Daniel P. SCHEID, The Cosmic Common Good: Religious Grounds for Ecological Ethics: NY: NY, Oxford  University Press, 2016. Pp. 248. $29.95  ISBN 978-0-19-935943-1. Reviewed by Nathan R. KOLLAR, St. John Fisher College, Rochester, NY 14618.


Air, water, food, habitat are essential for all life.  Should they be equally distributed for all life or should humans have a privileged place in this allotment?  Maybe the best choice is to let everything go wild and let “nature” find its own equality? Is it immoral for anyone to destroy life and/or the essentials for life without cause? Should life be privileged over non-life such that non-life is at life’s absolute control?
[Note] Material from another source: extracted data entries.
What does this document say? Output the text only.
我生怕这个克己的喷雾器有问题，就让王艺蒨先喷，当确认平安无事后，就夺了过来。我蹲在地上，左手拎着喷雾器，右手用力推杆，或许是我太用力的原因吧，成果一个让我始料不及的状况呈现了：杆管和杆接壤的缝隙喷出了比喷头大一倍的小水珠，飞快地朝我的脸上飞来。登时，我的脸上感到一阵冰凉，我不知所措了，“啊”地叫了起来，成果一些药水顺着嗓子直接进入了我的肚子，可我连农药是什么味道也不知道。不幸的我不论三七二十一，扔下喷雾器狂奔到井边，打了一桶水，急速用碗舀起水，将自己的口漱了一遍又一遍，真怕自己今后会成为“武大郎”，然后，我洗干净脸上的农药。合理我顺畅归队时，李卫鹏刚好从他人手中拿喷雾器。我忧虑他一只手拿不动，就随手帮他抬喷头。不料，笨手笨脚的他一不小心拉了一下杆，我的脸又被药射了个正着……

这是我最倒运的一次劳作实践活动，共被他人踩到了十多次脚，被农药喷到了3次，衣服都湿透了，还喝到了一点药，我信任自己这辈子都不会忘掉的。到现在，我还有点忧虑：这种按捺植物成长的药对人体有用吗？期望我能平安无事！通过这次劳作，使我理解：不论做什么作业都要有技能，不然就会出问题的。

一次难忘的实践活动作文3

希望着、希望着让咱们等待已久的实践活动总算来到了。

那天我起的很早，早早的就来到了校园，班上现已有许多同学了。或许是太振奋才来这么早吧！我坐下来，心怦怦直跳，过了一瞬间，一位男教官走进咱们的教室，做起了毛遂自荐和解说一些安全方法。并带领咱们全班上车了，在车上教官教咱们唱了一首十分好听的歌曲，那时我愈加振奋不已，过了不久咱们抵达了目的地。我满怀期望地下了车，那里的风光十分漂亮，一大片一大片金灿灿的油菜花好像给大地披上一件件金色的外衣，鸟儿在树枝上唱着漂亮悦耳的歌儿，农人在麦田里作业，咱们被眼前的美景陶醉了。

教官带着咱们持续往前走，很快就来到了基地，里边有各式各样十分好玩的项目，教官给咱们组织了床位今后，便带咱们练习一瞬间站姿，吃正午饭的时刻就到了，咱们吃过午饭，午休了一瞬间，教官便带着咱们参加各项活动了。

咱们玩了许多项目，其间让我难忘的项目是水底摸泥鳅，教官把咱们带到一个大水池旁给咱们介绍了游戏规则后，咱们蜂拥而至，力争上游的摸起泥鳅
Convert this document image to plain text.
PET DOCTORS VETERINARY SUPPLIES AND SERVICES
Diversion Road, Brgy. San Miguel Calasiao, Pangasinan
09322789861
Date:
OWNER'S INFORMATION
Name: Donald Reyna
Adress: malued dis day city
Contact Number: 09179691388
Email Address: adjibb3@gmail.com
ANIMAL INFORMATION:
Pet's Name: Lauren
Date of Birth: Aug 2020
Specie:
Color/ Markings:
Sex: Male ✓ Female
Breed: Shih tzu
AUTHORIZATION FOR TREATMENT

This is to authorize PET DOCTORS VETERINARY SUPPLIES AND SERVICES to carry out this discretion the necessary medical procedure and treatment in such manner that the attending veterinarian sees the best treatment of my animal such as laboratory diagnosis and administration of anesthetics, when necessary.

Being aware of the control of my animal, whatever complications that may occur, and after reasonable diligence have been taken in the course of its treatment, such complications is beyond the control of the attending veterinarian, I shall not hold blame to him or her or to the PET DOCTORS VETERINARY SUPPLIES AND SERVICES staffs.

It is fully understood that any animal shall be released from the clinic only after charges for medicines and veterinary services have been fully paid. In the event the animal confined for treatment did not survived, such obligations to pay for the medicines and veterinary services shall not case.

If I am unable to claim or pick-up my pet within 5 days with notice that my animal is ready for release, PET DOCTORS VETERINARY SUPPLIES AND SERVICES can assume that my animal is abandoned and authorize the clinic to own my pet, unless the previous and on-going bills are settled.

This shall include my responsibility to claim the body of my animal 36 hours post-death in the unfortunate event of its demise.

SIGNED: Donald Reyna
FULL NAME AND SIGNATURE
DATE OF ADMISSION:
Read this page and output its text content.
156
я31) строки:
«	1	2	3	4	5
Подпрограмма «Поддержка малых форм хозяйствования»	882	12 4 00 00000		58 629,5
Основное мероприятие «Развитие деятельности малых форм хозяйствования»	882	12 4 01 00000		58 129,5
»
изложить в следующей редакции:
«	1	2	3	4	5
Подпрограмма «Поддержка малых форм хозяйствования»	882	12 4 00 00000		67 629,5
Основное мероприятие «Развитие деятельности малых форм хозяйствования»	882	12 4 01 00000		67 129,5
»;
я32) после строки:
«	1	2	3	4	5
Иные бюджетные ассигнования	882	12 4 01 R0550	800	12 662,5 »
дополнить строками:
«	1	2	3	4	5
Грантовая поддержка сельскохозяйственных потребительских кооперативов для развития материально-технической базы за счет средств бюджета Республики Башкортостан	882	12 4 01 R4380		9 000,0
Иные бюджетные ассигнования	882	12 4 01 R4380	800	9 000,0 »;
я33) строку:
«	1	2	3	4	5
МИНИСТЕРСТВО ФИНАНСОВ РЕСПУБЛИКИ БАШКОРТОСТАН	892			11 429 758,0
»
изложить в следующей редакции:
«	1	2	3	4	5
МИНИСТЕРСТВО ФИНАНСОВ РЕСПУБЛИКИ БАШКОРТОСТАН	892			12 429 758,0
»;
These are some of the questions that arise once we begin to face the fact that our air, food, water, and habitat are being destroyed at such a rate that  life, as we know it, will change radically – perhaps cease to exist.

Daniel Scheid looks at what we have done to our earth and asks what God asks us to do within the cosmos. He does this by presenting the results of his research and his reflections on the religious grounds for ecological ethics in the Anthropocene, our present geological epoch.  His research places us within the ethical challenges presented by the ecological disaster we are living through. His reflections are offered in two parts: “A Catholic Cosmic Common Good” and “The Cosmic Common Good” and “Interreligious Ecological Ethics”.  His written style of presentation favors condensed and itemized thoughts.  This may, at times, result in repetition but it provides a clear, logical, means of dealing with a very complex topic.

He argues that a unifying framework for ecological ethics begins with revising principles from Catholic social thought by applying them to the cosmic common good. When he does this he is able to demonstrate that we are responsible for humanity’s fuller participation in earths ecology. Consequently what we humans owe to the cosmos is a matter of justice not some type of feeling of communality. From this perspective all beings in the cosmos have rights; all beings have to respect the rights of others. 

These rights are seen as the following:
For Earth
1. The right of the Earth to exist as Earth
For Biota and Abiota
2. The fundamental right of all Earth creatures to cosmic participation
3. The right to fulfill the basic creaturely inclinations one possesses as a member of one's species
4. The right to be free from excessive interventions by humans or any other moral agents in the ability of this creature, species, or ecosystem to perform its cosmic participation
For Biota
5. The right to reproduce one's kind naturally
6. The right to habitat
7. The right to sustenance and to self-defense.
For Degraded Nature
8. The right to restoration such that degraded ecosystems and their creatures are brought back, as far as possible.
For Wild Nature
9. The right to designated habitats free from human occupation (wilderness).
10. The right to fulfill creaturely inclinations in ways perceived as destructive by human beings or other creatures.
For Domesticated Nature
11. The right for domesticated creatures to be treated as humanity's companions.

If you would like to delve more deeply into how to argue for these rights this is the book for you.  It is both an excellent condensation and expansion of other charters such as the Earth Charter and Indigenous Peoples Earth Charter.   Yet all such rights and charters share to challenge any of us who work with marginalized people share; who speaks for them when they are unable or unwilling to speak? And, if a non-marginalized individual speaks, who are they representing, themselves or the marginalized?  In this instance, for better or worse, a human or humans formulate these rights and charters. We might wish that humans do not have a privileged place in the Anthropocene but we do. To act or think without seriously taking this epistemological reality into consideration is a failure of method.